Laporan Wartawan Gridhot.ID, Septiyanti Dwi Cahyani
Gridhot.ID - Hampir lima bulan berlalu, NASA memiliki temuan baru terkait gempa yang meluluhlantakkan Palu pada bulan September 2018 lalu.
Seperti yang dilansir dari Tribun Timur, NASA baru saja mengungkap fakta terbaru mengenai bencana likuifaksi di Kampung Petobo dan Gempa Palu di Sulawesi Tengah yang terjadi pada 28 September 2018 lalu.
Gempa yang kemudian disusul tsunami dan likuifaksi itu menewaskan 2.086 jiwa dengan total kerugian mencapai Rp 18,48 triliun.
Ternyata, peristiwa ini tergolong langka yang hanya terjadi sebanyak 15 kali dalam catatan sejarah geografi.
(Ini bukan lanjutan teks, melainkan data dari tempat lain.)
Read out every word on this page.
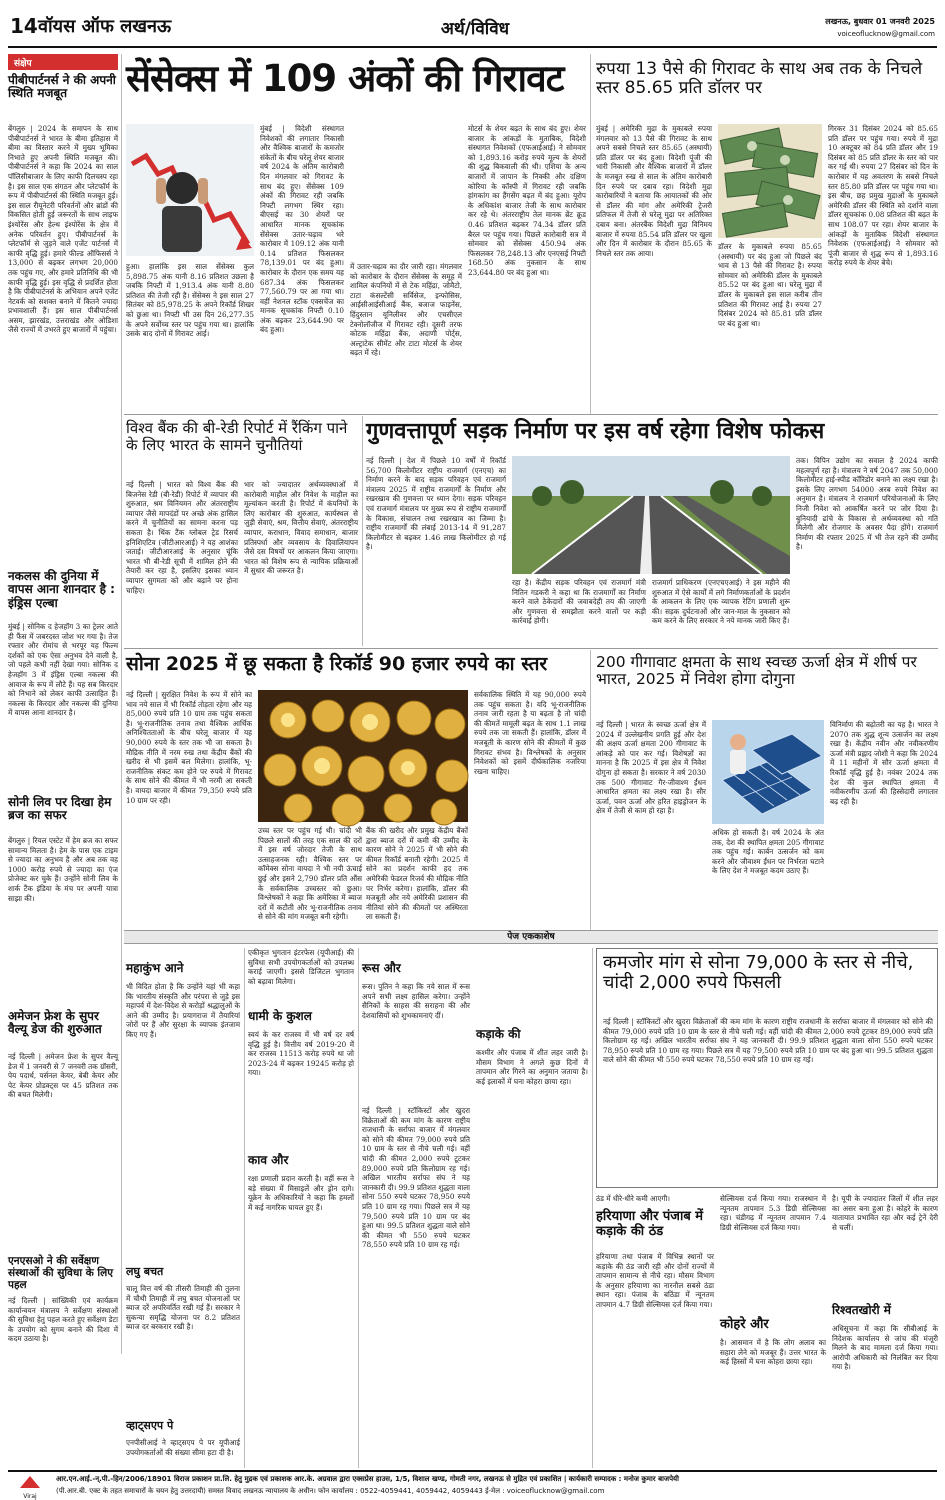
14 वॉयस ऑफ लखनऊ	अर्थ/विविध	लखनऊ, बुधवार 01 जनवरी 2025
voiceoflucknow@gmail.com
संक्षेप
पीबीपार्टनर्स ने की अपनी स्थिति मजबूत
बेंगलुरु | 2024 के समापन के साथ पीबीपार्टनर्स ने भारत के बीमा इतिहास में बीमा का विस्तार करने में मुख्य भूमिका निभाते हुए अपनी स्थिति मजबूत की। पीबीपार्टनर्स ने कहा कि 2024 का साल पॉलिसीबाजार के लिए काफी दिलचस्प रहा है। इस साल एक संगठन और प्लेटफॉर्म के रूप में पीबीपार्टनर्स की स्थिति मजबूत हुई। इस साल रीयूनेटरी परिवर्तनों और ब्रांडों की विकसित होती हुई जरूरतों के साथ लाइफ इंश्योरेंस और हेल्थ इंश्योरेंस के क्षेत्र में अनेक परिवर्तन हुए। पीबीपार्टनर्स के प्लेटफॉर्म से जुड़ने वाले एजेंट पार्टनर्स में काफी वृद्धि हुई। हमारे फील्ड ऑफिसर्स ने 13,000 से बढ़कर लगभग 20,000 तक पहुंच गए, और हमारे प्रतिनिधि की भी काफी वृद्धि हुई। इस वृद्धि से प्रदर्शित होता है कि पीबीपार्टनर्स के अभियान अपने एजेंट नेटवर्क को सशक्त बनाने में कितने ज्यादा प्रभावशाली हैं। इस साल पीबीपार्टनर्स असम, झारखंड, उत्तराखंड और ओडिशा जैसे राज्यों में उभरते हुए बाजारों में पहुंचा।
नकलस की दुनिया में वापस आना शानदार है : इंड्रिस एल्बा
मुंबई | सोनिक द हेजहॉग 3 का ट्रेलर आते ही फैंस में जबरदस्त जोश भर गया है। तेज रफ्तार और रोमांच से भरपूर यह फिल्म दर्शकों को एक ऐसा अनुभव देने वाली है, जो पहले कभी नहीं देखा गया। सोनिक द हेजहॉग 3 में इंड्रिस एल्बा नकल्स की आवाज के रूप में लौटे हैं। यह सब किरदार को निभाने को लेकर काफी उत्साहित हैं। नकल्स के किरदार और नकल्स की दुनिया में वापस आना शानदार है।
सोनी लिव पर दिखा हेम ब्रज का सफर
बेंगलुरु | रियल एस्टेट में हेम ब्रज का सफर सामान्य मिलता है। हेम के पास एक टाइम से ज्यादा का अनुभव है और अब तक वह 1000 करोड़ रुपये से ज्यादा का एंज प्रोजेक्ट कर चुके हैं। उन्होंने सोनी लिव के शार्क टैंक इंडिया के मंच पर अपनी यात्रा साझा की।
अमेजन फ्रेश के सुपर वैल्यू डेज की शुरुआत
नई दिल्ली | अमेजन फ्रेश के सुपर वैल्यू डेज में 1 जनवरी से 7 जनवरी तक ग्रॉसरी, पेय पदार्थ, पर्सनल केयर, बेबी केयर और पेट केयर प्रोडक्ट्स पर 45 प्रतिशत तक की बचत मिलेगी।
एनएसओ ने की सर्वेक्षण संस्थाओं की सुविधा के लिए पहल
नई दिल्ली | सांख्यिकी एवं कार्यक्रम कार्यान्वयन मंत्रालय ने सर्वेक्षण संस्थाओं की सुविधा हेतु पहल करते हुए सर्वेक्षण डेटा के उपयोग को सुगम बनाने की दिशा में कदम उठाया है।
सेंसेक्स में 109 अंकों की गिरावट
मुंबई | विदेशी संस्थागत निवेशकों की लगातार निकासी और वैश्विक बाजारों के कमजोर संकेतों के बीच घरेलू शेयर बाजार वर्ष 2024 के अंतिम कारोबारी दिन मंगलवार को गिरावट के साथ बंद हुए। सेंसेक्स 109 अंकों की गिरावट रही जबकि निफ्टी लगभग स्थिर रहा। बीएसई का 30 शेयरों पर आधारित मानक सूचकांक सेंसेक्स उतार-चढ़ाव भरे कारोबार में 109.12 अंक यानी 0.14 प्रतिशत फिसलकर 78,139.01 पर बंद हुआ। कारोबार के दौरान एक समय यह 687.34 अंक फिसलकर 77,560.79 पर आ गया था। वहीं नेशनल स्टॉक एक्सचेंज का मानक सूचकांक निफ्टी 0.10 अंक बढ़कर 23,644.90 पर बंद हुआ।
हुआ। हालांकि इस साल सेंसेक्स कुल 5,898.75 अंक यानी 8.16 प्रतिशत उछला है जबकि निफ्टी में 1,913.4 अंक यानी 8.80 प्रतिशत की तेजी रही है। सेंसेक्स ने इस साल 27 सितंबर को 85,978.25 के अपने रिकॉर्ड शिखर को छुआ था। निफ्टी भी उस दिन 26,277.35 के अपने सर्वोच्च स्तर पर पहुंच गया था। हालांकि उसके बाद दोनों में गिरावट आई।
में उतार-चढ़ाव का दौर जारी रहा। मंगलवार को कारोबार के दौरान सेंसेक्स के समूह में शामिल कंपनियों में से टेक महिंद्रा, जोमैटो, टाटा कंसल्टेंसी सर्विसेज, इन्फोसिस, आईसीआईसीआई बैंक, बजाज फाइनेंस, हिंदुस्तान यूनिलीवर और एचसीएल टेक्नोलॉजीज में गिरावट रही। दूसरी तरफ कोटक महिंद्रा बैंक, अदाणी पोर्ट्स, अल्ट्राटेक सीमेंट और टाटा मोटर्स के शेयर बढ़त में रहे।
मोटर्स के शेयर बढ़त के साथ बंद हुए। शेयर बाजार के आंकड़ों के मुताबिक, विदेशी संस्थागत निवेशकों (एफआईआई) ने सोमवार को 1,893.16 करोड़ रुपये मूल्य के शेयरों की शुद्ध बिकवाली की थी। एशिया के अन्य बाजारों में जापान के निक्की और दक्षिण कोरिया के कॉस्पी में गिरावट रही जबकि हांगकांग का हैंगसेंग बढ़त में बंद हुआ। यूरोप के अधिकांश बाजार तेजी के साथ कारोबार कर रहे थे। अंतरराष्ट्रीय तेल मानक ब्रेंट क्रूड 0.46 प्रतिशत बढ़कर 74.34 डॉलर प्रति बैरल पर पहुंच गया। पिछले कारोबारी सत्र में सोमवार को सेंसेक्स 450.94 अंक फिसलकर 78,248.13 और एनएसई निफ्टी 168.50 अंक नुकसान के साथ 23,644.80 पर बंद हुआ था।
रुपया 13 पैसे की गिरावट के साथ अब तक के निचले स्तर 85.65 प्रति डॉलर पर
मुंबई | अमेरिकी मुद्रा के मुकाबले रुपया मंगलवार को 13 पैसे की गिरावट के साथ अपने सबसे निचले स्तर 85.65 (अस्थायी) प्रति डॉलर पर बंद हुआ। विदेशी पूंजी की भारी निकासी और वैश्विक बाजारों में डॉलर के मजबूत रुख से साल के अंतिम कारोबारी दिन रुपये पर दबाव रहा। विदेशी मुद्रा कारोबारियों ने बताया कि आयातकों की ओर से डॉलर की मांग और अमेरिकी ट्रेजरी प्रतिफल में तेजी से घरेलू मुद्रा पर अतिरिक्त दबाव बना। अंतरबैंक विदेशी मुद्रा विनिमय बाजार में रुपया 85.54 प्रति डॉलर पर खुला और दिन में कारोबार के दौरान 85.65 के निचले स्तर तक आया।
डॉलर के मुकाबले रुपया 85.65 (अस्थायी) पर बंद हुआ जो पिछले बंद भाव से 13 पैसे की गिरावट है। रुपया सोमवार को अमेरिकी डॉलर के मुकाबले 85.52 पर बंद हुआ था। घरेलू मुद्रा में डॉलर के मुकाबले इस साल करीब तीन प्रतिशत की गिरावट आई है। रुपया 27 दिसंबर 2024 को 85.81 प्रति डॉलर पर बंद हुआ था।
गिरकर 31 दिसंबर 2024 को 85.65 प्रति डॉलर पर पहुंच गया। रुपये में मुद्रा 10 अक्टूबर को 84 प्रति डॉलर और 19 दिसंबर को 85 प्रति डॉलर के स्तर को पार कर गई थी। रुपया 27 दिसंबर को दिन के कारोबार में यह अवतरण के सबसे निचले स्तर 85.80 प्रति डॉलर पर पहुंच गया था। इस बीच, छह प्रमुख मुद्राओं के मुकाबले अमेरिकी डॉलर की स्थिति को दर्शाने वाला डॉलर सूचकांक 0.08 प्रतिशत की बढ़त के साथ 108.07 पर रहा। शेयर बाजार के आंकड़ों के मुताबिक विदेशी संस्थागत निवेशक (एफआईआई) ने सोमवार को पूंजी बाजार से शुद्ध रूप से 1,893.16 करोड़ रुपये के शेयर बेचे।
विश्व बैंक की बी-रेडी रिपोर्ट में रैंकिंग पाने के लिए भारत के सामने चुनौतियां
नई दिल्ली | भारत को विश्व बैंक की बिजनेस रेडी (बी-रेडी) रिपोर्ट में व्यापार की शुरुआत, श्रम विनियमन और अंतरराष्ट्रीय व्यापार जैसे मापदंडों पर अच्छे अंक हासिल करने में चुनौतियों का सामना करना पड़ सकता है। थिंक टैंक ग्लोबल ट्रेड रिसर्च इनिशिएटिव (जीटीआरआई) ने यह आशंका जताई। जीटीआरआई के अनुसार चूंकि भारत भी बी-रेडी सूची में शामिल होने की तैयारी कर रहा है, इसलिए इसका ध्यान व्यापार सुगमता को और बढ़ाने पर होना चाहिए।
भार को ज्यादातर अर्थव्यवस्थाओं में कारोबारी माहौल और निवेश के माहौल का मूल्यांकन करती है। रिपोर्ट में कंपनियों के लिए कारोबार की शुरुआत, कार्यस्थल से जुड़ी सेवाएं, श्रम, वित्तीय सेवाएं, अंतरराष्ट्रीय व्यापार, कराधान, विवाद समाधान, बाजार प्रतिस्पर्धा और व्यवसाय के दिवालियापन जैसे दस विषयों पर आकलन किया जाएगा। भारत को विशेष रूप से न्यायिक प्रक्रियाओं में सुधार की जरूरत है।
गुणवत्तापूर्ण सड़क निर्माण पर इस वर्ष रहेगा विशेष फोकस
नई दिल्ली | देश में पिछले 10 वर्षों में रिकॉर्ड 56,700 किलोमीटर राष्ट्रीय राजमार्ग (एनएच) का निर्माण करने के बाद सड़क परिवहन एवं राजमार्ग मंत्रालय 2025 में राष्ट्रीय राजमार्गों के निर्माण और रखरखाव की गुणवत्ता पर ध्यान देगा। सड़क परिवहन एवं राजमार्ग मंत्रालय पर मुख्य रूप से राष्ट्रीय राजमार्गों के विकास, संचालन तथा रखरखाव का जिम्मा है। राष्ट्रीय राजमार्गों की लंबाई 2013-14 में 91,287 किलोमीटर से बढ़कर 1.46 लाख किलोमीटर हो गई है।
रहा है। केंद्रीय सड़क परिवहन एवं राजमार्ग मंत्री नितिन गडकरी ने कहा था कि राजमार्गों का निर्माण करने वाले ठेकेदारों की जवाबदेही तय की जाएगी और गुणवत्ता से समझौता करने वालों पर कड़ी कार्रवाई होगी।
राजमार्ग प्राधिकरण (एनएचएआई) ने इस महीने की शुरुआत में ऐसे कार्यों में लगे निर्माणकर्ताओं के प्रदर्शन के आकलन के लिए एक व्यापक रेटिंग प्रणाली शुरू की। सड़क दुर्घटनाओं और जान-माल के नुकसान को कम करने के लिए सरकार ने नये मानक जारी किए हैं।
तक। विपिन उद्योग का सवाल है 2024 काफी महत्वपूर्ण रहा है। मंत्रालय ने वर्ष 2047 तक 50,000 किलोमीटर हाई-स्पीड कॉरिडोर बनाने का लक्ष्य रखा है। इसके लिए लगभग 54000 अरब रुपये निवेश का अनुमान है। मंत्रालय ने राजमार्ग परियोजनाओं के लिए निजी निवेश को आकर्षित करने पर जोर दिया है। बुनियादी ढांचे के विकास से अर्थव्यवस्था को गति मिलेगी और रोजगार के अवसर पैदा होंगे। राजमार्ग निर्माण की रफ्तार 2025 में भी तेज रहने की उम्मीद है।
सोना 2025 में छू सकता है रिकॉर्ड 90 हजार रुपये का स्तर
नई दिल्ली | सुरक्षित निवेश के रूप में सोने का भाव नये साल में भी रिकॉर्ड तोड़ता रहेगा और यह 85,000 रुपये प्रति 10 ग्राम तक पहुंच सकता है। भू-राजनीतिक तनाव तथा वैश्विक आर्थिक अनिश्चितताओं के बीच घरेलू बाजार में यह 90,000 रुपये के स्तर तक भी जा सकता है। मौद्रिक नीति में नरम रुख तथा केंद्रीय बैंकों की खरीद से भी इसमें बल मिलेगा। हालांकि, भू-राजनीतिक संकट कम होने पर रुपये में गिरावट के साथ सोने की कीमत में भी नरमी आ सकती है। वायदा बाजार में कीमत 79,350 रुपये प्रति 10 ग्राम पर रही।
उच्च स्तर पर पहुंच गई थी। चांदी भी पिछले सालों की तरह एक साल की दरों में इस वर्ष जोरदार तेजी के साथ उत्साहजनक रही। वैश्विक स्तर पर कॉमेक्स सोना वायदा ने भी नयी ऊंचाई छुई और इसने 2,790 डॉलर प्रति औंस के सर्वकालिक उच्चस्तर को छुआ। विश्लेषकों ने कहा कि अमेरिका में ब्याज दरों में कटौती और भू-राजनीतिक तनाव से सोने की मांग मजबूत बनी रहेगी।
बैंक की खरीद और प्रमुख केंद्रीय बैंकों द्वारा ब्याज दरों में कमी की उम्मीद के कारण सोने ने 2025 में भी सोने की कीमत रिकॉर्ड बनाती रहेगी। 2025 में सोने का प्रदर्शन काफी हद तक अमेरिकी फेडरल रिजर्व की मौद्रिक नीति पर निर्भर करेगा। हालांकि, डॉलर की मजबूती और नये अमेरिकी प्रशासन की नीतियां सोने की कीमतों पर अस्थिरता ला सकती हैं।
सर्वकालिक स्थिति में यह 90,000 रुपये तक पहुंच सकता है। यदि भू-राजनीतिक तनाव जारी रहता है या बढ़ता है तो चांदी की कीमतें मामूली बढ़त के साथ 1.1 लाख रुपये तक जा सकती हैं। हालांकि, डॉलर में मजबूती के कारण सोने की कीमतों में कुछ गिरावट संभव है। विश्लेषकों के अनुसार निवेशकों को इसमें दीर्घकालिक नजरिया रखना चाहिए।
200 गीगावाट क्षमता के साथ स्वच्छ ऊर्जा क्षेत्र में शीर्ष पर भारत, 2025 में निवेश होगा दोगुना
नई दिल्ली | भारत के स्वच्छ ऊर्जा क्षेत्र में 2024 में उल्लेखनीय प्रगति हुई और देश की अक्षय ऊर्जा क्षमता 200 गीगावाट के आंकड़े को पार कर गई। विशेषज्ञों का मानना है कि 2025 में इस क्षेत्र में निवेश दोगुना हो सकता है। सरकार ने वर्ष 2030 तक 500 गीगावाट गैर-जीवाश्म ईंधन आधारित क्षमता का लक्ष्य रखा है। सौर ऊर्जा, पवन ऊर्जा और हरित हाइड्रोजन के क्षेत्र में तेजी से काम हो रहा है।
अधिक हो सकती है। वर्ष 2024 के अंत तक, देश की स्थापित क्षमता 205 गीगावाट तक पहुंच गई। कार्बन उत्सर्जन को कम करने और जीवाश्म ईंधन पर निर्भरता घटाने के लिए देश ने मजबूत कदम उठाए हैं।
विनिर्माण की बढ़ोतरी का यह है। भारत ने 2070 तक शुद्ध शून्य उत्सर्जन का लक्ष्य रखा है। केंद्रीय नवीन और नवीकरणीय ऊर्जा मंत्री प्रह्लाद जोशी ने कहा कि 2024 में 11 महीनों में सौर ऊर्जा क्षमता में रिकॉर्ड वृद्धि हुई है। नवंबर 2024 तक देश की कुल स्थापित क्षमता में नवीकरणीय ऊर्जा की हिस्सेदारी लगातार बढ़ रही है।
पेज एककाशेष
महाकुंभ आने
भी विदित होता है कि उन्होंने यहां भी कहा कि भारतीय संस्कृति और परंपरा से जुड़े इस महापर्व में देश-विदेश से करोड़ों श्रद्धालुओं के आने की उम्मीद है। प्रयागराज में तैयारियां जोरों पर हैं और सुरक्षा के व्यापक इंतजाम किए गए हैं।
लघु बचत
चालू वित्त वर्ष की तीसरी तिमाही की तुलना में चौथी तिमाही में लघु बचत योजनाओं पर ब्याज दरें अपरिवर्तित रखी गई हैं। सरकार ने सुकन्या समृद्धि योजना पर 8.2 प्रतिशत ब्याज दर बरकरार रखी है।
व्हाट्सएप पे
एनपीसीआई ने व्हाट्सएप पे पर यूपीआई उपयोगकर्ताओं की संख्या सीमा हटा दी है।
एकीकृत भुगतान इंटरफेस (यूपीआई) की सुविधा सभी उपयोगकर्ताओं को उपलब्ध कराई जाएगी। इससे डिजिटल भुगतान को बढ़ावा मिलेगा।
धामी के कुशल
स्वयं के कर राजस्व में भी वर्ष दर वर्ष वृद्धि हुई है। वित्तीय वर्ष 2019-20 में कर राजस्व 11513 करोड़ रुपये था जो 2023-24 में बढ़कर 19245 करोड़ हो गया।
काव और
रक्षा प्रणाली प्रदान करती है। वहीं रूस ने बड़े संख्या में मिसाइलें और ड्रोन दागे। यूक्रेन के अधिकारियों ने कहा कि हमलों में कई नागरिक घायल हुए हैं।
रूस और
रूस। पुतिन ने कहा कि नये साल में रूस अपने सभी लक्ष्य हासिल करेगा। उन्होंने सैनिकों के साहस की सराहना की और देशवासियों को शुभकामनाएं दीं।
कड़ाके की
नई दिल्ली | स्टॉकिस्टों और खुदरा विक्रेताओं की कम मांग के कारण राष्ट्रीय राजधानी के सर्राफा बाजार में मंगलवार को सोने की कीमत 79,000 रुपये प्रति 10 ग्राम के स्तर से नीचे चली गई। वहीं चांदी की कीमत 2,000 रुपये टूटकर 89,000 रुपये प्रति किलोग्राम रह गई। अखिल भारतीय सर्राफा संघ ने यह जानकारी दी। 99.9 प्रतिशत शुद्धता वाला सोना 550 रुपये घटकर 78,950 रुपये प्रति 10 ग्राम रह गया। पिछले सत्र में यह 79,500 रुपये प्रति 10 ग्राम पर बंद हुआ था। 99.5 प्रतिशत शुद्धता वाले सोने की कीमत भी 550 रुपये घटकर 78,550 रुपये प्रति 10 ग्राम रह गई।
कश्मीर और पंजाब में शीत लहर जारी है। मौसम विभाग ने अगले कुछ दिनों में तापमान और गिरने का अनुमान जताया है। कई इलाकों में घना कोहरा छाया रहा।
कमजोर मांग से सोना 79,000 के स्तर से नीचे, चांदी 2,000 रुपये फिसली
नई दिल्ली | स्टॉकिस्टों और खुदरा विक्रेताओं की कम मांग के कारण राष्ट्रीय राजधानी के सर्राफा बाजार में मंगलवार को सोने की कीमत 79,000 रुपये प्रति 10 ग्राम के स्तर से नीचे चली गई। वहीं चांदी की कीमत 2,000 रुपये टूटकर 89,000 रुपये प्रति किलोग्राम रह गई। अखिल भारतीय सर्राफा संघ ने यह जानकारी दी। 99.9 प्रतिशत शुद्धता वाला सोना 550 रुपये घटकर 78,950 रुपये प्रति 10 ग्राम रह गया। पिछले सत्र में यह 79,500 रुपये प्रति 10 ग्राम पर बंद हुआ था। 99.5 प्रतिशत शुद्धता वाले सोने की कीमत भी 550 रुपये घटकर 78,550 रुपये प्रति 10 ग्राम रह गई।
ठंड में धीरे-धीरे कमी आएगी।
हरियाणा और पंजाब में कड़ाके की ठंड
हरियाणा तथा पंजाब में विभिन्न स्थानों पर कड़ाके की ठंड जारी रही और दोनों राज्यों में तापमान सामान्य से नीचे रहा। मौसम विभाग के अनुसार हरियाणा का नारनौल सबसे ठंडा स्थान रहा। पंजाब के बठिंडा में न्यूनतम तापमान 4.7 डिग्री सेल्सियस दर्ज किया गया।
सेल्सियस दर्ज किया गया। राजस्थान में न्यूनतम तापमान 5.3 डिग्री सेल्सियस रहा। चंडीगढ़ में न्यूनतम तापमान 7.4 डिग्री सेल्सियस दर्ज किया गया।
कोहरे और
है। आसमान में है कि लोग अलाव का सहारा लेने को मजबूर हैं। उत्तर भारत के कई हिस्सों में घना कोहरा छाया रहा।
है। यूपी के ज्यादातर जिलों में शीत लहर का असर बना हुआ है। कोहरे के कारण यातायात प्रभावित रहा और कई ट्रेनें देरी से चलीं।
रिश्वतखोरी में
अधिसूचना में कहा कि सीबीआई के निदेशक कार्यालय से जांच की मंजूरी मिलने के बाद मामला दर्ज किया गया। आरोपी अधिकारी को निलंबित कर दिया गया है।
Viraj
आर.एन.आई.-न्.पी.-हिन/2006/18901 विराज प्रकाशन प्रा.लि. हेतु मुद्रक एवं प्रकाशक आर.के. अग्रवाल द्वारा एक्सप्रेस हाउस, 1/5, विशाल खण्ड, गोमती नगर, लखनऊ से मुद्रित एवं प्रकाशित | कार्यकारी सम्पादक : मनोज कुमार बाजपेयी
(पी.आर.बी. एक्ट के तहत समाचारों के चयन हेतु उत्तरदायी) समस्त विवाद लखनऊ न्यायालय के अधीन। फोन कार्यालय : 0522-4059441, 4059442, 4059443 ई-मेल : voiceoflucknow@gmail.com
Baca Juga : Gempa 5 SR Guncang Pangandaran, BPBD Minta Masyarakat Tetap Tenang
Menurut Ilmuan Laboratorium Propulsi Jet atau JPL NASA, bencana likuifaksi yang terjadi di Palu disebabkan karena gelombang bergerak menelusuri sesar bumi dengan kecepatan super yang memecahkan batas kecepatan geologis.
Studi yang dipublikasikan di jurnal ilmiah Nature Geoscience itu mengungkap adanya retakan yang bergerak di sepanjang sesar dalam kecepatan yang sangat tinggi.
Hal inilah yang memicu gelombang naik turun atau sisi ke sisi yang mengguncang permukaan tanah dan menyebabkan likuifaksi.
Hasil studi ini juga sejalan dengan kesaksian korban selamat dari lumpur likuifaksi yang menelan nayawa dan harta warga di Kawasan Balaroa, Petobo dan Jogo One.
Getaran yang tercipta jauh lebih kuat daripada gempa bumi.